Merrimack Pharmaceuticals (www.merrimackpharma.com) has developed a computational model of the ErbB receptor network. "This presentation will show how network biology can help you to understand these complex systems and perhaps help you to either develop better drugs or target a specific patient population," says Birgit Schoeberl, Ph.D., associate director, computational biology.
The ErbB (epidermal growth factor receptor family) signal transduction pathway comprises four receptors with 12 different ligands known to bind to those receptors. Because of its complexity, it is difficult to develop drugs high in specificity.
"The idea is, if we better understand how these four different receptors interact and how these downstream signal transduction pathways influence each other, it will help us develop better drugs," Dr. Schoeberl explains. She also plans to present the response patterns for ten different tumor cell lines to anti-EGFR drugs comparing simulation results with wet-lab experimental data.
Utilizing high-density antibody microarrays with proprietary surface chemistry, the company is able to quantify receptors on different tumor cell lines via a high throughput method that also makes data generation more efficient.
The computational model, which is based on up to 500 differential equations, is trained with experimental data (from A431 cells) using protein expression levels and time course data of protein phosphorylation, specifically ERK and AKT phosphorylation. These are two kinases downstream of the ErbB receptor and essential to inducing transcription factors, which leads to cell proliferation.
"We use ERK and AKT phosphorylation as a read out for the inhibitor efficacy. Then we validate the model, making predictions of how an inhibitor would inhibit, for example, ErbB1 phosphorylation in the cell lines. Then we compare the experiments with the model prediction.
"We tested this on eight different types of breast and ovarian cancer cell lines, and the model predicted those responses quite well," summarizes Dr. Schoeberl. The company says its approach is unique because of the tight interaction between experiments, modeling, and antibody engineering.
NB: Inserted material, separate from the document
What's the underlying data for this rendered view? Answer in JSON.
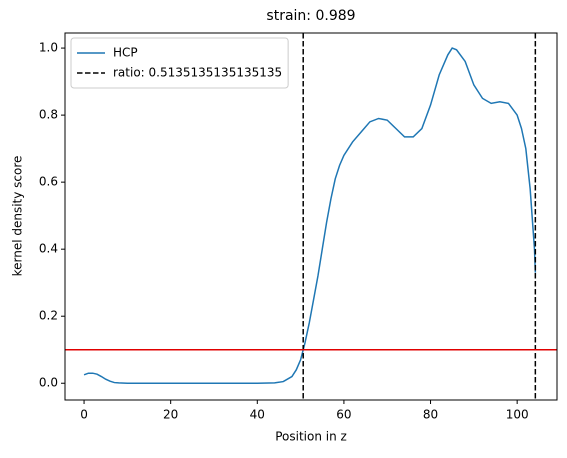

GeneGo's (www.genego.com) MetaCore is a software platform that can link high throughput data to signaling pathways. "The idea is to present several case studies to show how we can use our system to cross-validate different types of data," states Tatiana Nikolskaya, Ph.D., CSO of GeneGo.
Each high throughput method provides researchers with an idea of the real cellular processes. Different methods provide different data. MetaCore can align that information and compare it. "Such cross-validation of different HT data allows us to reconstruct cellular processes more accurately and provides better drug targets," explains Dr. Nikolskaya.
She says the firm's biggest challenge now is to gain access to different types of data created on the same data set, especially in proteomics and metabolomics where there is not a lot of data available in the public domain. However, she adds that the company does have metabolomics data available in a separate network, which will soon be merged with their signaling network.
Many signaling cascades have an effect on metabolic levels when they turn off and on certain metabolic subsystems. Dr. Nikolskaya says they are hoping to be able to show cascades from the receptor through kinases to transcriptional factors and then to particular metabolic pathways.
Currently, the software's main application is mining of microarray data. "It's nice to have the same system across different departments because it's not enough to have integrated data and store and access them; it's very important to be able to mine them at the same time."